Although it’s unpleasant to think about, a time will come when the investment you’ve made by purchasing life insurance will come to its fruition when you pass away. The death of a loved one can be a trying and stressful time for a family, because not only do they have to deal with the emotional trauma created by their loss, they also have to deal with the practical matters surrounding a death, such as burial arrangements, reading a will, settling estate and business issues and getting the life insurance claim paid.
Knowledge is power in such situations. The more your family knows about your life insurance policy, the quicker they’ll be able to claim its benefits in the event of your death. Being able to get access to this cash quickly is important because in the event of an unexpected death your family will still have to pay their mortgages, credit cards, medical bills, college costs, etc. Not knowing how to access the policy, or not knowing that it exists, can severely hamper your family in a time of great need.
Most life insurance policies can be collected within just a few weeks or the process could take months, depending on whether the beneficiaries have access to all the documents they need and whether the policy is within the contestability period.
When the insured on a life insurance policy dies, the first step a beneficiary needs to take is to get in contact with the provider of the policy. Once the beneficiary does this, the company will send him or her claim forms and other documents that he or she will need to fill out. There’s a lot of paperwork involved in filing a life insurance claim, so budget the time you need to read, understand and complete all the paperwork.
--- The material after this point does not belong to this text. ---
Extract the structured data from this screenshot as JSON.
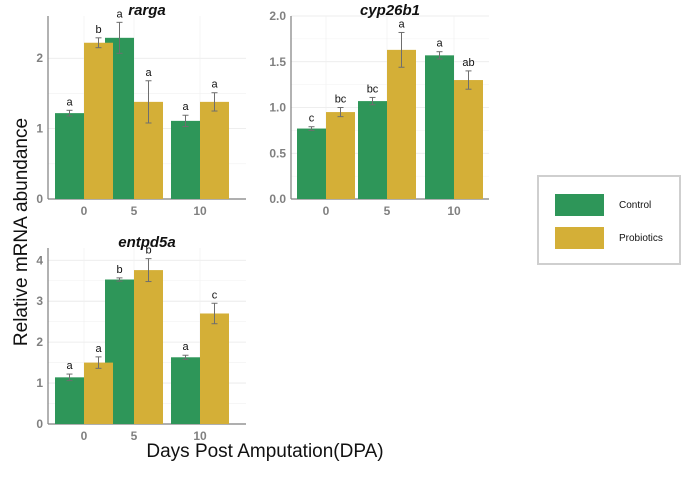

Once you finish the paperwork and submit it, the insurance company can get started on processing the claim. This will involve making sure the policy is valid and possibly investigating the death to make sure it falls within the policy’s coverage.
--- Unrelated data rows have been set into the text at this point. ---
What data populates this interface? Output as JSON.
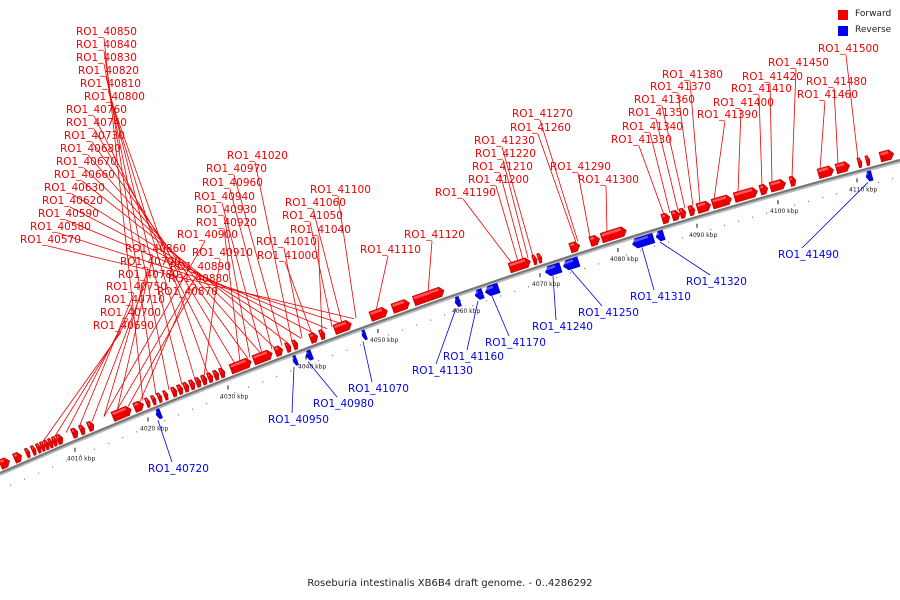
{
  "caption": "Roseburia intestinalis XB6B4 draft genome. - 0..4286292",
  "legend": [
    {
      "label": "Forward",
      "color": "#ee0000"
    },
    {
      "label": "Reverse",
      "color": "#0000ee"
    }
  ],
  "colors": {
    "forward": "#ee0000",
    "reverse": "#0000ee",
    "axis": "#888888"
  },
  "axis_ticks": [
    "4010 kbp",
    "4020 kbp",
    "4030 kbp",
    "4040 kbp",
    "4050 kbp",
    "4060 kbp",
    "4070 kbp",
    "4080 kbp",
    "4090 kbp",
    "4100 kbp",
    "4110 kbp"
  ],
  "forward_labels": [
    "RO1_40570",
    "RO1_40580",
    "RO1_40590",
    "RO1_40620",
    "RO1_40630",
    "RO1_40660",
    "RO1_40670",
    "RO1_40680",
    "RO1_40690",
    "RO1_40700",
    "RO1_40710",
    "RO1_40730",
    "RO1_40740",
    "RO1_40750",
    "RO1_40760",
    "RO1_40780",
    "RO1_40790",
    "RO1_40800",
    "RO1_40810",
    "RO1_40820",
    "RO1_40830",
    "RO1_40840",
    "RO1_40850",
    "RO1_40860",
    "RO1_40870",
    "RO1_40880",
    "RO1_40890",
    "RO1_40900",
    "RO1_40910",
    "RO1_40920",
    "RO1_40930",
    "RO1_40940",
    "RO1_40960",
    "RO1_40970",
    "RO1_41000",
    "RO1_41010",
    "RO1_41020",
    "RO1_41040",
    "RO1_41050",
    "RO1_41060",
    "RO1_41100",
    "RO1_41110",
    "RO1_41120",
    "RO1_41190",
    "RO1_41200",
    "RO1_41210",
    "RO1_41220",
    "RO1_41230",
    "RO1_41260",
    "RO1_41270",
    "RO1_41290",
    "RO1_41300",
    "RO1_41330",
    "RO1_41340",
    "RO1_41350",
    "RO1_41360",
    "RO1_41370",
    "RO1_41380",
    "RO1_41390",
    "RO1_41400",
    "RO1_41410",
    "RO1_41420",
    "RO1_41450",
    "RO1_41460",
    "RO1_41480",
    "RO1_41500"
  ],
  "reverse_labels": [
    "RO1_40720",
    "RO1_40950",
    "RO1_40980",
    "RO1_41070",
    "RO1_41130",
    "RO1_41160",
    "RO1_41170",
    "RO1_41240",
    "RO1_41250",
    "RO1_41310",
    "RO1_41320",
    "RO1_41490"
  ]
}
Things you may need to provide the insurance company include:
- death certificate
- coroner’s report
- copy of the policy
Be prepared for a lengthy investigation if your claim falls within the policy’s contestability period. The contestability period is typically a two year period after the purchase of the policy. The contestability period was brought about as a result of insurance providers’ determination that some individuals had been purchasing life insurance and misleading the insurance policy about the state of their health. Having to pay these claims cost the companies money, and drove up premium prices as the companies had to recoup their losses.
If the beneficiary of a life insurance policy is unable to find a copy of the policy, a useful tool he or she may make use of is the Medical Information Bureau’s Policy Locator database, which is available for $75 at www.mib.com/html/lost-life-insurance.html.
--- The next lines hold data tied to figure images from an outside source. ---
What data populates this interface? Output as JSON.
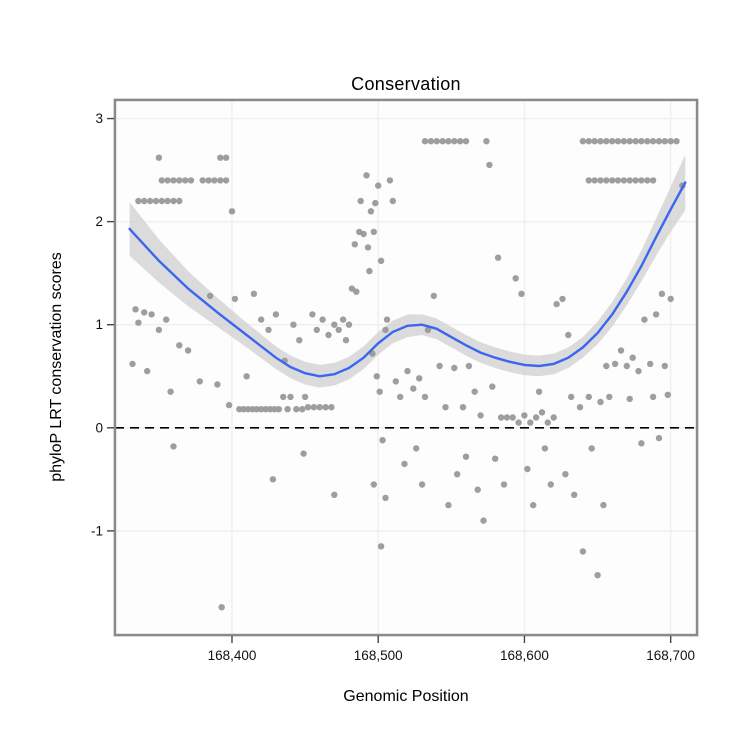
{
  "chart_data": {
    "type": "scatter",
    "title": "Conservation",
    "xlabel": "Genomic Position",
    "ylabel": "phyloP LRT conservation scores",
    "xlim": [
      168320,
      168718
    ],
    "ylim": [
      -2.01,
      3.18
    ],
    "grid": true,
    "x_ticks": [
      {
        "value": 168400,
        "label": "168,400"
      },
      {
        "value": 168500,
        "label": "168,500"
      },
      {
        "value": 168600,
        "label": "168,600"
      },
      {
        "value": 168700,
        "label": "168,700"
      }
    ],
    "y_ticks": [
      {
        "value": -1,
        "label": "-1"
      },
      {
        "value": 0,
        "label": "0"
      },
      {
        "value": 1,
        "label": "1"
      },
      {
        "value": 2,
        "label": "2"
      },
      {
        "value": 3,
        "label": "3"
      }
    ],
    "reference_line_y": 0,
    "colors": {
      "point": "#999999",
      "line": "#3A66F0",
      "band": "#c9c9c9",
      "grid": "#efefef",
      "frame": "#8a8a8a",
      "dashed": "#000000",
      "panel_bg": "#fdfdfd"
    },
    "smooth": {
      "x": [
        168330,
        168350,
        168370,
        168390,
        168410,
        168430,
        168440,
        168450,
        168460,
        168470,
        168480,
        168490,
        168500,
        168510,
        168520,
        168530,
        168540,
        168550,
        168560,
        168570,
        168580,
        168590,
        168600,
        168610,
        168620,
        168630,
        168640,
        168650,
        168660,
        168670,
        168680,
        168690,
        168700,
        168710
      ],
      "y": [
        1.93,
        1.62,
        1.35,
        1.12,
        0.9,
        0.68,
        0.59,
        0.53,
        0.5,
        0.52,
        0.58,
        0.68,
        0.82,
        0.93,
        0.99,
        1.0,
        0.96,
        0.88,
        0.8,
        0.73,
        0.68,
        0.64,
        0.61,
        0.6,
        0.62,
        0.68,
        0.78,
        0.92,
        1.1,
        1.32,
        1.57,
        1.85,
        2.12,
        2.38
      ],
      "halfwidth": [
        0.26,
        0.21,
        0.17,
        0.14,
        0.12,
        0.11,
        0.11,
        0.11,
        0.11,
        0.11,
        0.11,
        0.11,
        0.11,
        0.11,
        0.11,
        0.1,
        0.1,
        0.1,
        0.1,
        0.1,
        0.1,
        0.1,
        0.1,
        0.1,
        0.1,
        0.1,
        0.1,
        0.11,
        0.12,
        0.13,
        0.15,
        0.18,
        0.22,
        0.27
      ]
    },
    "points": [
      [
        168352,
        2.4
      ],
      [
        168356,
        2.4
      ],
      [
        168360,
        2.4
      ],
      [
        168364,
        2.4
      ],
      [
        168368,
        2.4
      ],
      [
        168372,
        2.4
      ],
      [
        168380,
        2.4
      ],
      [
        168384,
        2.4
      ],
      [
        168388,
        2.4
      ],
      [
        168392,
        2.4
      ],
      [
        168396,
        2.4
      ],
      [
        168336,
        2.2
      ],
      [
        168340,
        2.2
      ],
      [
        168344,
        2.2
      ],
      [
        168348,
        2.2
      ],
      [
        168352,
        2.2
      ],
      [
        168356,
        2.2
      ],
      [
        168360,
        2.2
      ],
      [
        168364,
        2.2
      ],
      [
        168350,
        2.62
      ],
      [
        168392,
        2.62
      ],
      [
        168396,
        2.62
      ],
      [
        168400,
        2.1
      ],
      [
        168332,
        0.62
      ],
      [
        168334,
        1.15
      ],
      [
        168336,
        1.02
      ],
      [
        168340,
        1.12
      ],
      [
        168342,
        0.55
      ],
      [
        168345,
        1.1
      ],
      [
        168350,
        0.95
      ],
      [
        168355,
        1.05
      ],
      [
        168358,
        0.35
      ],
      [
        168360,
        -0.18
      ],
      [
        168364,
        0.8
      ],
      [
        168370,
        0.75
      ],
      [
        168378,
        0.45
      ],
      [
        168385,
        1.28
      ],
      [
        168390,
        0.42
      ],
      [
        168393,
        -1.74
      ],
      [
        168398,
        0.22
      ],
      [
        168402,
        1.25
      ],
      [
        168405,
        0.18
      ],
      [
        168408,
        0.18
      ],
      [
        168411,
        0.18
      ],
      [
        168414,
        0.18
      ],
      [
        168417,
        0.18
      ],
      [
        168420,
        0.18
      ],
      [
        168423,
        0.18
      ],
      [
        168426,
        0.18
      ],
      [
        168429,
        0.18
      ],
      [
        168432,
        0.18
      ],
      [
        168435,
        0.3
      ],
      [
        168438,
        0.18
      ],
      [
        168440,
        0.3
      ],
      [
        168444,
        0.18
      ],
      [
        168448,
        0.18
      ],
      [
        168450,
        0.3
      ],
      [
        168452,
        0.2
      ],
      [
        168456,
        0.2
      ],
      [
        168460,
        0.2
      ],
      [
        168464,
        0.2
      ],
      [
        168468,
        0.2
      ],
      [
        168410,
        0.5
      ],
      [
        168415,
        1.3
      ],
      [
        168420,
        1.05
      ],
      [
        168425,
        0.95
      ],
      [
        168428,
        -0.5
      ],
      [
        168430,
        1.1
      ],
      [
        168436,
        0.65
      ],
      [
        168442,
        1.0
      ],
      [
        168446,
        0.85
      ],
      [
        168449,
        -0.25
      ],
      [
        168455,
        1.1
      ],
      [
        168458,
        0.95
      ],
      [
        168462,
        1.05
      ],
      [
        168466,
        0.9
      ],
      [
        168470,
        1.0
      ],
      [
        168470,
        -0.65
      ],
      [
        168473,
        0.95
      ],
      [
        168476,
        1.05
      ],
      [
        168478,
        0.85
      ],
      [
        168480,
        1.0
      ],
      [
        168482,
        1.35
      ],
      [
        168485,
        1.32
      ],
      [
        168484,
        1.78
      ],
      [
        168487,
        1.9
      ],
      [
        168490,
        1.88
      ],
      [
        168493,
        1.75
      ],
      [
        168495,
        2.1
      ],
      [
        168497,
        1.9
      ],
      [
        168488,
        2.2
      ],
      [
        168492,
        2.45
      ],
      [
        168498,
        2.18
      ],
      [
        168500,
        2.35
      ],
      [
        168502,
        1.62
      ],
      [
        168494,
        1.52
      ],
      [
        168496,
        0.72
      ],
      [
        168499,
        0.5
      ],
      [
        168501,
        0.35
      ],
      [
        168503,
        -0.12
      ],
      [
        168497,
        -0.55
      ],
      [
        168505,
        -0.68
      ],
      [
        168502,
        -1.15
      ],
      [
        168506,
        1.05
      ],
      [
        168508,
        2.4
      ],
      [
        168510,
        2.2
      ],
      [
        168505,
        0.95
      ],
      [
        168512,
        0.45
      ],
      [
        168515,
        0.3
      ],
      [
        168518,
        -0.35
      ],
      [
        168520,
        0.55
      ],
      [
        168524,
        0.38
      ],
      [
        168526,
        -0.2
      ],
      [
        168528,
        0.48
      ],
      [
        168530,
        -0.55
      ],
      [
        168532,
        0.3
      ],
      [
        168534,
        0.95
      ],
      [
        168532,
        2.78
      ],
      [
        168536,
        2.78
      ],
      [
        168540,
        2.78
      ],
      [
        168544,
        2.78
      ],
      [
        168548,
        2.78
      ],
      [
        168552,
        2.78
      ],
      [
        168556,
        2.78
      ],
      [
        168560,
        2.78
      ],
      [
        168574,
        2.78
      ],
      [
        168576,
        2.55
      ],
      [
        168538,
        1.28
      ],
      [
        168542,
        0.6
      ],
      [
        168546,
        0.2
      ],
      [
        168548,
        -0.75
      ],
      [
        168552,
        0.58
      ],
      [
        168554,
        -0.45
      ],
      [
        168558,
        0.2
      ],
      [
        168560,
        -0.28
      ],
      [
        168562,
        0.6
      ],
      [
        168566,
        0.35
      ],
      [
        168568,
        -0.6
      ],
      [
        168570,
        0.12
      ],
      [
        168572,
        -0.9
      ],
      [
        168578,
        0.4
      ],
      [
        168580,
        -0.3
      ],
      [
        168582,
        1.65
      ],
      [
        168584,
        0.1
      ],
      [
        168586,
        -0.55
      ],
      [
        168588,
        0.1
      ],
      [
        168592,
        0.1
      ],
      [
        168596,
        0.05
      ],
      [
        168600,
        0.12
      ],
      [
        168604,
        0.05
      ],
      [
        168608,
        0.1
      ],
      [
        168612,
        0.15
      ],
      [
        168616,
        0.05
      ],
      [
        168620,
        0.1
      ],
      [
        168594,
        1.45
      ],
      [
        168598,
        1.3
      ],
      [
        168602,
        -0.4
      ],
      [
        168606,
        -0.75
      ],
      [
        168610,
        0.35
      ],
      [
        168614,
        -0.2
      ],
      [
        168618,
        -0.55
      ],
      [
        168622,
        1.2
      ],
      [
        168626,
        1.25
      ],
      [
        168630,
        0.9
      ],
      [
        168628,
        -0.45
      ],
      [
        168632,
        0.3
      ],
      [
        168634,
        -0.65
      ],
      [
        168638,
        0.2
      ],
      [
        168640,
        -1.2
      ],
      [
        168644,
        0.3
      ],
      [
        168646,
        -0.2
      ],
      [
        168650,
        -1.43
      ],
      [
        168652,
        0.25
      ],
      [
        168654,
        -0.75
      ],
      [
        168656,
        0.6
      ],
      [
        168658,
        0.3
      ],
      [
        168640,
        2.78
      ],
      [
        168644,
        2.78
      ],
      [
        168648,
        2.78
      ],
      [
        168652,
        2.78
      ],
      [
        168656,
        2.78
      ],
      [
        168660,
        2.78
      ],
      [
        168664,
        2.78
      ],
      [
        168668,
        2.78
      ],
      [
        168672,
        2.78
      ],
      [
        168676,
        2.78
      ],
      [
        168680,
        2.78
      ],
      [
        168684,
        2.78
      ],
      [
        168688,
        2.78
      ],
      [
        168692,
        2.78
      ],
      [
        168696,
        2.78
      ],
      [
        168700,
        2.78
      ],
      [
        168704,
        2.78
      ],
      [
        168644,
        2.4
      ],
      [
        168648,
        2.4
      ],
      [
        168652,
        2.4
      ],
      [
        168656,
        2.4
      ],
      [
        168660,
        2.4
      ],
      [
        168664,
        2.4
      ],
      [
        168668,
        2.4
      ],
      [
        168672,
        2.4
      ],
      [
        168676,
        2.4
      ],
      [
        168680,
        2.4
      ],
      [
        168684,
        2.4
      ],
      [
        168688,
        2.4
      ],
      [
        168708,
        2.35
      ],
      [
        168662,
        0.62
      ],
      [
        168666,
        0.75
      ],
      [
        168670,
        0.6
      ],
      [
        168674,
        0.68
      ],
      [
        168678,
        0.55
      ],
      [
        168682,
        1.05
      ],
      [
        168686,
        0.62
      ],
      [
        168690,
        1.1
      ],
      [
        168694,
        1.3
      ],
      [
        168696,
        0.6
      ],
      [
        168700,
        1.25
      ],
      [
        168688,
        0.3
      ],
      [
        168692,
        -0.1
      ],
      [
        168698,
        0.32
      ],
      [
        168680,
        -0.15
      ],
      [
        168672,
        0.28
      ]
    ]
  }
}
To make it easier for your loved ones to collect on your policy if you die unexpectedly, you need to make sure they know and understand the terms of the policy and have access to the documents they may need. Keep vital documents such as tax returns and insurance policies in a safe place in your home. It may also be advisable to also keep copies in a safe deposit box at a bank.
Communication of financial matters is important in any relationship. That’s why you should inform your spouse or any other beneficiary of your life insurance policy about the existence of the policy, its terms and what benefits they can expect to receive. Division of property and assets after a death in the family can sometimes bring out the worst in people, so to avoid family acrimony, it’s best just to go ahead and clearly inform everyone of what they’re entitled to in the event of your demise.
One thing that you don’t want to happen after your death is for your insurer to deny your life insurance claim. So be sure to be truthful on all forms your insurer sends to you. Don’t lie about pre-existing health conditions or bad habits like smoking. Insurers vigorously investigate suspicious deaths where they may be able to find a way to get out of paying a claim. Don’t fall into this trap by misleading your insurer to save a little money on your premium. Remember, your family’s financial stability may be riding on this.
An unexpected death can put great financial hardship upon a family with funeral costs and continuing life costs such as mortgages and monthly bills. Making sure your family knows how to quickly claim the benefits of your life insurance policy can help alleviate these problems.